Joni Mitchell wrote the song: Woodstock, which will be the subject of the next musical portrait.
By the time I finish an artwork that can take a month or more, I have lost much of my earlier interest and am ready to move on. Thankful for a break it can take days to find and select the next piece of music to portray. Then it takes added time to convince myself that the chosen music is worth the effort. How I work is from project to project: I focused until I finish an artwork, and only then do I consider what to do next.
Once I have chosen my next subject, I arrange the music. That was a lot easier before I added sound. Without sound or words, what I did was pick a phrase or a sentence from the music as a start point and follow that to an obvious end point. If the music included words I then had to choose carefully not only the words (Copywrite concerns on my part), but I had to make sure I still had a good start and end point. Now days with added sound, I create arrangements. What that means is I pick short sections from different parts of the music’s notation, change them to connect, and then together I create a pleasant flow of the music I am portraying. This takes days with many revisions. Eventually, I find an arrangement that sounds good to my ear. I then move on to the artwork, using my arrangement as my guide to building the artwork.
That is where I am at with this first blog entry about the Woodstock project. There is no first image of the artwork (The start date of his project is September 26th). Instead, I am offering a late revision of the music that I arranged for this artwork and that I will use as my guide to cut out, sand, prime, and paint what will be the notation parts for this project.
This is my current arrangement of the project Woodstock that comes from the music of Joni Mitchell:
In 1970 while in college in Madison the version of Woodstock I knew was by Crosby, Stills, Nash and Young. This song was on their album Déjà vu, a favorite album of mine. Their music confirmed my taste preference for the melodic style of Rock music
I discovered my rock n’ roll style when the Beatles came to America, as a sophomore in a rural high school farming town. I was a Beatles rock ‘n roll guy: great melodies and lyrics, at moderate volume, without any distortion. I had little to no interest in the groundbreaking hard rock style of Led Zeppelin. Obviously, my musical tastes expanded in college. I grew to like The Who, buying their album Live at Leedes, and Cream buying their two disc album Wheels of Fire. Still, The Beatles’ influenced continued into the eighties as I favored Madonna and the Funky sound of Prince, instead of Van Halen, whose music hits resurface with the passing of Eddie Van Halen.
Why then did I not arrange the version of Woodstock from my past? It was because recently when I listened to Joni Mitchell’s Folk rockin’ version of Woodstock; it caught my interest.

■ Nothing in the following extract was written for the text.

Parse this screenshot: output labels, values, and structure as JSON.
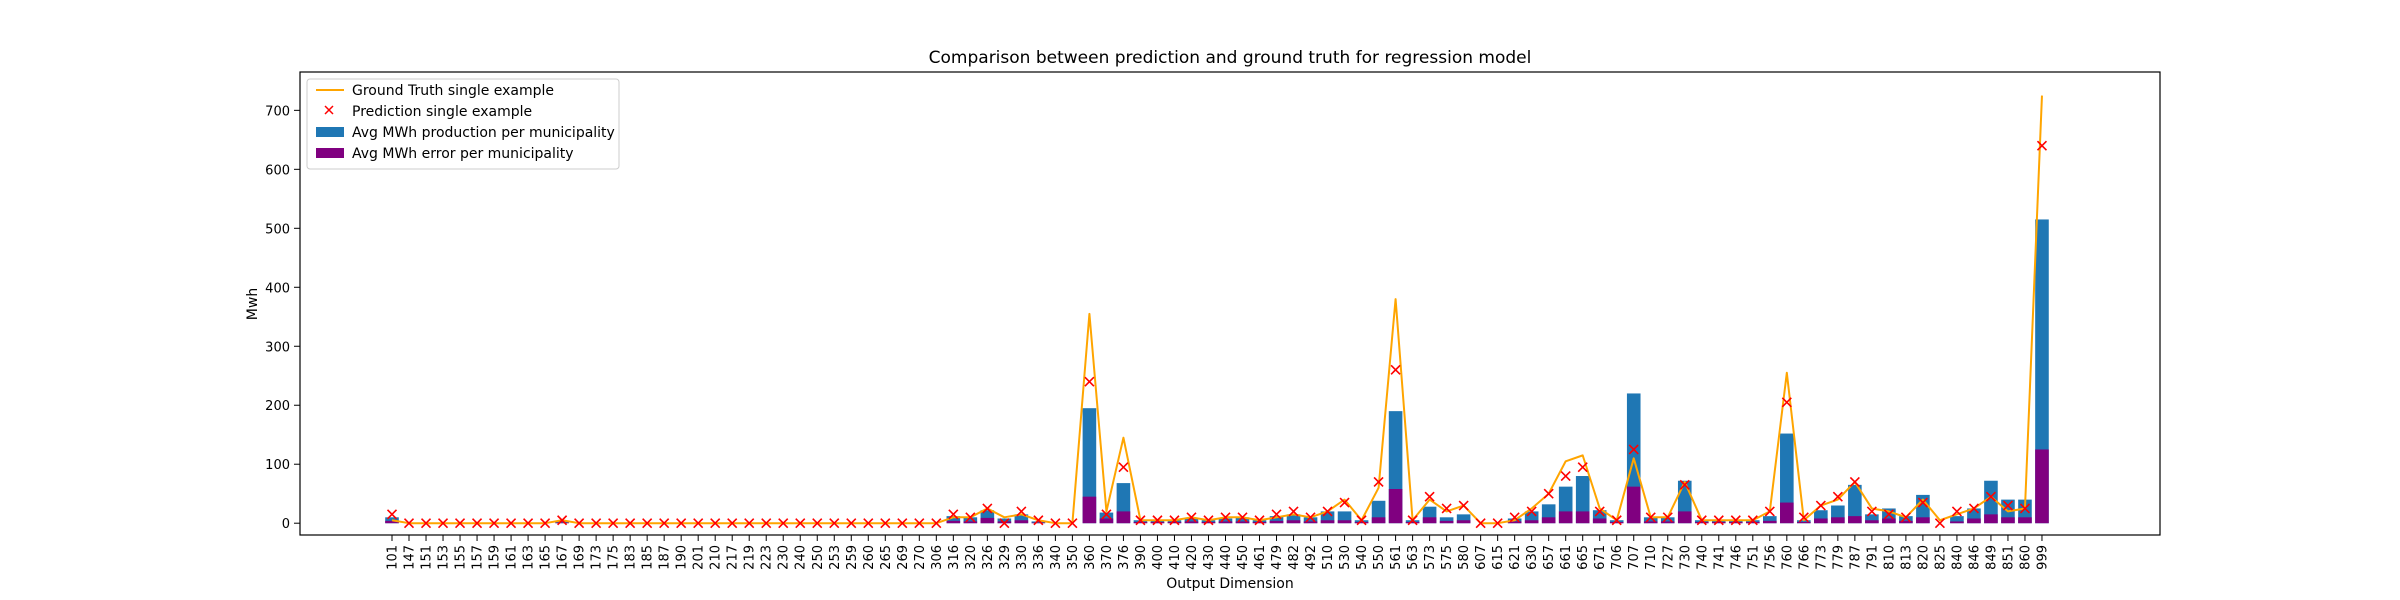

I knew it would be a better fit for my current limited arrangement abilities, and it would be an acknowledgement of my early years appreciation for Folk music. Folk music later paralleled my preference for rock ‘n roll and grew from the likes of Peter, Paul and Mary, to Joni Mitchell, who I often mixed up with another favorite of mine, Judy Collins. I believe the album Déjà vu contains several other songs that are artwork worthy of future projects for the Sixties time in my life. This one is a thank you to Joni Mitchell, and her lyrics about my lasting memory of the Woodstock Rock Festival.
Finally, unrelated to the music, I have a comment about this blog site. Starting early in its existence, I made up a goal to post the same number of letters Vincent Van Gogh wrote to his brother, Theo Van Gogh. That total is a challenging 658. After ten years of blogging, this post will bring me to 637. I am only twenty-one away.